We can clearly see that the classifier has a lot of trouble separating Germany/Austria, Belgium/Netherlands/France, and Russia/Estonia. This is because these countries have a lot of language overlap, and in these cases the classifier usually assigns them to whichever country is seen more in the dataset (as it should). 

Next, we will try to improve our results by turning the naive bayes classifier output into a new feature for our dataset. This is known as "boosting", and it is a key technique in data science. The hope is that since the naive bayes classifier output correlates highly with the country, the random forest can take that information into account when classifying based on the other features. Think of it as a very strong "hint" of how that datapoint should be classified.

In [None]:
main_df["nb_output"] = nb_classifier.predict(feature_df)

In [28]:
# Same keep cols as before, only that we have 
keep_cols = ["agea", "ctzcntr", "brncntr", "pdwrk", "edctn", "crmvct", "netustm", "vteurmmb",
             "dvrcdeva", "atncrse", "eduyrs", "pdjobyr", "nwspol", "lnghom1", "lnghom2", "vteubcmb",  
             "nb_output"]


# Redoing all the random forest stuff from before.
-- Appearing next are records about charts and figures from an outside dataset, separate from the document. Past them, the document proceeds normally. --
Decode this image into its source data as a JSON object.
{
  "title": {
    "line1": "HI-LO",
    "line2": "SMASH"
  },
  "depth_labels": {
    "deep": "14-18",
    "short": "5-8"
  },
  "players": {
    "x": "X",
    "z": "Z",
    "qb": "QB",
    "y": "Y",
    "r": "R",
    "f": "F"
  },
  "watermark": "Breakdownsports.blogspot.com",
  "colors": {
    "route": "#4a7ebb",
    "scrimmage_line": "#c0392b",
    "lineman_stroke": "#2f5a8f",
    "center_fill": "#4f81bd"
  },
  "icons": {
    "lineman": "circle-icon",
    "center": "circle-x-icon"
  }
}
This is a litteral copy pase 

target_vector = main_df["cntry"]


# keep only the columns that we want. 
feature_df = main_df.copy()
feature_df = feature_df.replace(np.nan, -1)
feature_df = feature_df[keep_cols]



X_train, X_test, y_train, y_test = train_test_split(feature_df, target_vector, test_size=0.2, random_state=19)



# Making our randoom forest and choosing the hyperparameters.
rand_forest_clf = RandomForestClassifier(criterion= "entropy", 
                                         n_estimators= 500, max_depth = 20, min_samples_split = 5, min_samples_leaf = 2)
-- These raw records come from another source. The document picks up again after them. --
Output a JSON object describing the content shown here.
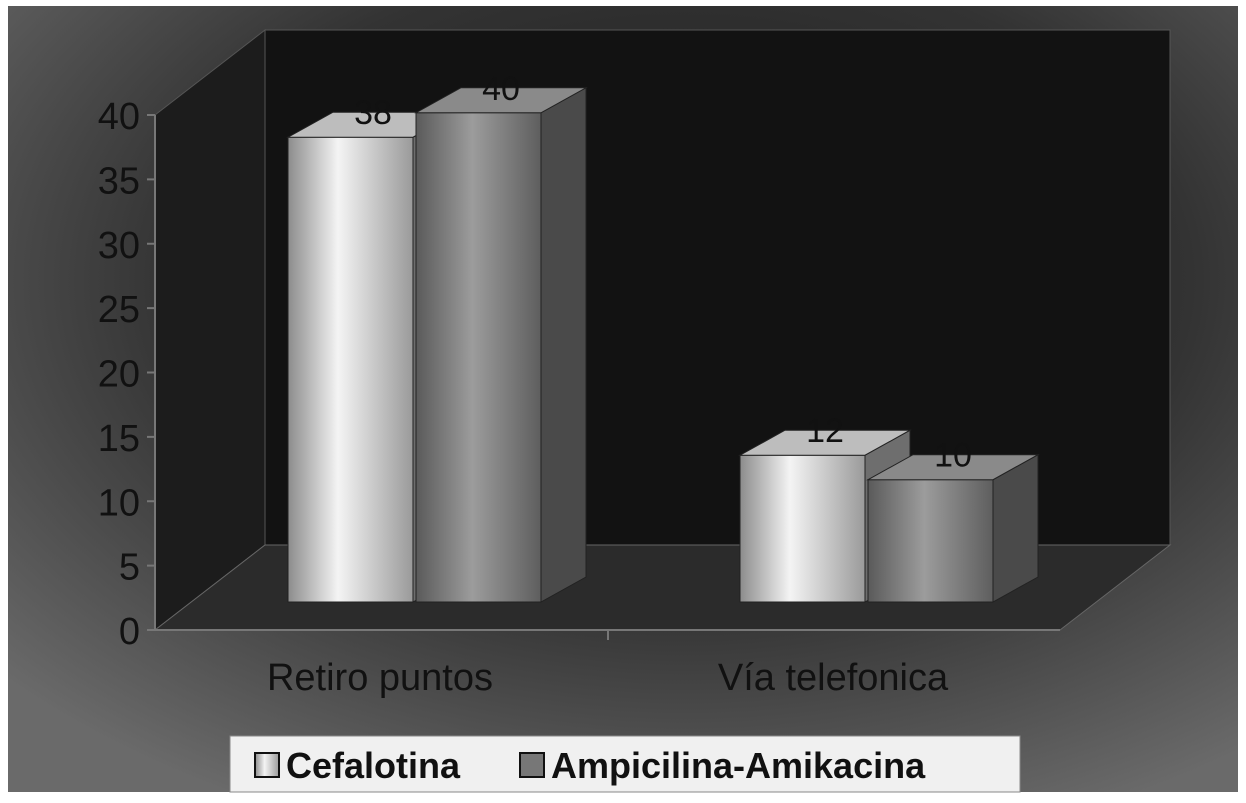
{
  "chart_data": {
    "type": "bar",
    "subtype": "3d-clustered-column",
    "title": "",
    "xlabel": "",
    "ylabel": "",
    "categories": [
      "Retiro puntos",
      "Vía telefonica"
    ],
    "series": [
      {
        "name": "Cefalotina",
        "values": [
          38,
          12
        ]
      },
      {
        "name": "Ampicilina-Amikacina",
        "values": [
          40,
          10
        ]
      }
    ],
    "ylim": [
      0,
      40
    ],
    "yticks": [
      "0",
      "5",
      "10",
      "15",
      "20",
      "25",
      "30",
      "35",
      "40"
    ],
    "data_labels": [
      [
        "38",
        "40"
      ],
      [
        "12",
        "10"
      ]
    ],
    "legend": {
      "position": "bottom",
      "entries": [
        "Cefalotina",
        "Ampicilina-Amikacina"
      ]
    },
    "grid": false,
    "colors": {
      "background": "#3f3f3f",
      "plot_back": "#141414",
      "floor": "#2a2a2a",
      "series1": "#d8d8d8",
      "series2": "#7a7a7a",
      "axis_text": "#111111",
      "legend_box": "#f0f0f0"
    }
  }
}
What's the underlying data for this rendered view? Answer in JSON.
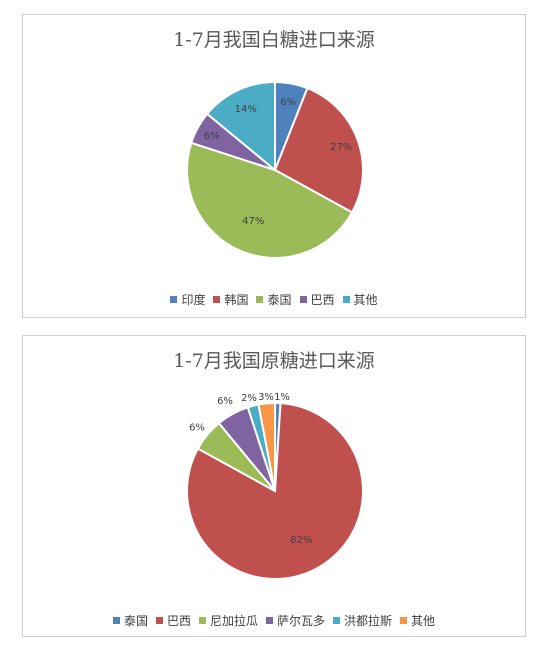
{
  "chart_data": [
    {
      "type": "pie",
      "title": "1-7月我国白糖进口来源",
      "categories": [
        "印度",
        "韩国",
        "泰国",
        "巴西",
        "其他"
      ],
      "values": [
        6,
        27,
        47,
        6,
        14
      ],
      "labels": [
        "6%",
        "27%",
        "47%",
        "6%",
        "14%"
      ],
      "colors": [
        "#4f81bd",
        "#c0504d",
        "#9bbb59",
        "#8064a2",
        "#4bacc6"
      ],
      "legend": "bottom"
    },
    {
      "type": "pie",
      "title": "1-7月我国原糖进口来源",
      "categories": [
        "泰国",
        "巴西",
        "尼加拉瓜",
        "萨尔瓦多",
        "洪都拉斯",
        "其他"
      ],
      "values": [
        1,
        82,
        6,
        6,
        2,
        3
      ],
      "labels": [
        "1%",
        "82%",
        "6%",
        "6%",
        "2%",
        "3%"
      ],
      "colors": [
        "#4f81bd",
        "#c0504d",
        "#9bbb59",
        "#8064a2",
        "#4bacc6",
        "#f79646"
      ],
      "legend": "bottom"
    }
  ]
}
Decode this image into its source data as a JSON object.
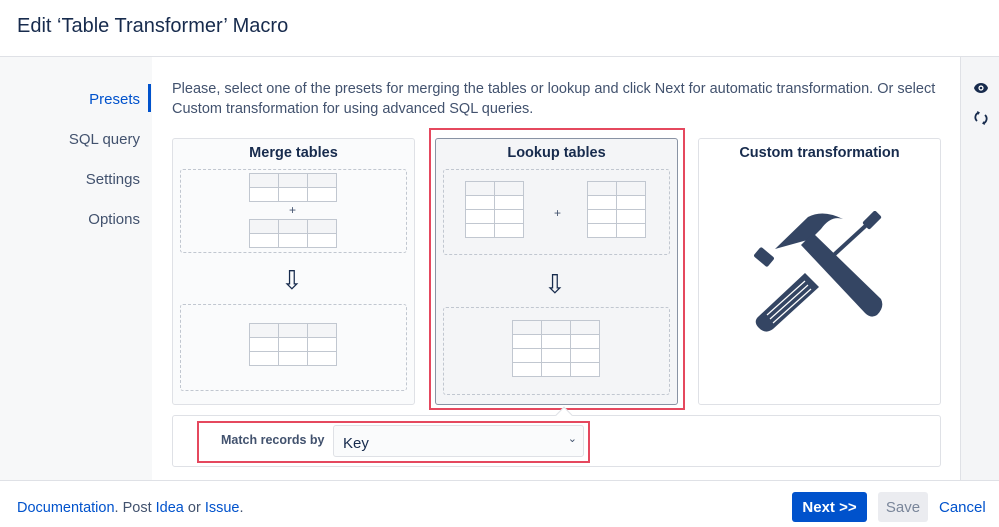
{
  "header": {
    "title": "Edit ‘Table Transformer’ Macro"
  },
  "nav": {
    "items": [
      {
        "label": "Presets",
        "active": true
      },
      {
        "label": "SQL query"
      },
      {
        "label": "Settings"
      },
      {
        "label": "Options"
      }
    ]
  },
  "intro": "Please, select one of the presets for merging the tables or lookup and click Next for automatic transformation. Or select Custom transformation for using advanced SQL queries.",
  "presets": [
    {
      "title": "Merge tables",
      "selected": false
    },
    {
      "title": "Lookup tables",
      "selected": true
    },
    {
      "title": "Custom transformation",
      "selected": false,
      "icon": "hammer-screwdriver-icon"
    }
  ],
  "symbols": {
    "plus": "+",
    "arrow": "⇩"
  },
  "match": {
    "label": "Match records by",
    "value": "Key"
  },
  "rightbar": {
    "icons": [
      "eye-icon",
      "refresh-icon"
    ]
  },
  "footer": {
    "documentation": "Documentation",
    "sep1": ". Post ",
    "idea": "Idea",
    "sep2": " or ",
    "issue": "Issue",
    "sep3": ".",
    "next": "Next >>",
    "save": "Save",
    "cancel": "Cancel"
  },
  "colors": {
    "accent": "#0052cc",
    "highlight": "#e5485e",
    "icon": "#344563"
  }
}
rand_forest_clf.fit(X_train, y_train)

rand_forest_y_hat_train = rand_forest_clf.predict(X_train)
rand_forest_y_hat_test = rand_forest_clf.predict(X_test)

print("train accuracy for random forest:", np.mean(y_train == rand_forest_y_hat_train))
print("test accuracy for random forest:", np.mean(y_test == rand_forest_y_hat_test))

train accuracy for random forest: 0.9656706750401307
test accuracy for random forest: 0.9201396710970939


We did slightly better. Yay. 


If we were going to continue this project, we would investigate the main features that separate our main clusters of confusion (such as Germany/Austria). To accomplish this we would do more exploratory analysis, going feature by feature and making visualizations. We might also look into doing more advanced feature engineering/feature selection by doing a PCA.

Overall, this project could progress in many different ways and there is room for several different approaches.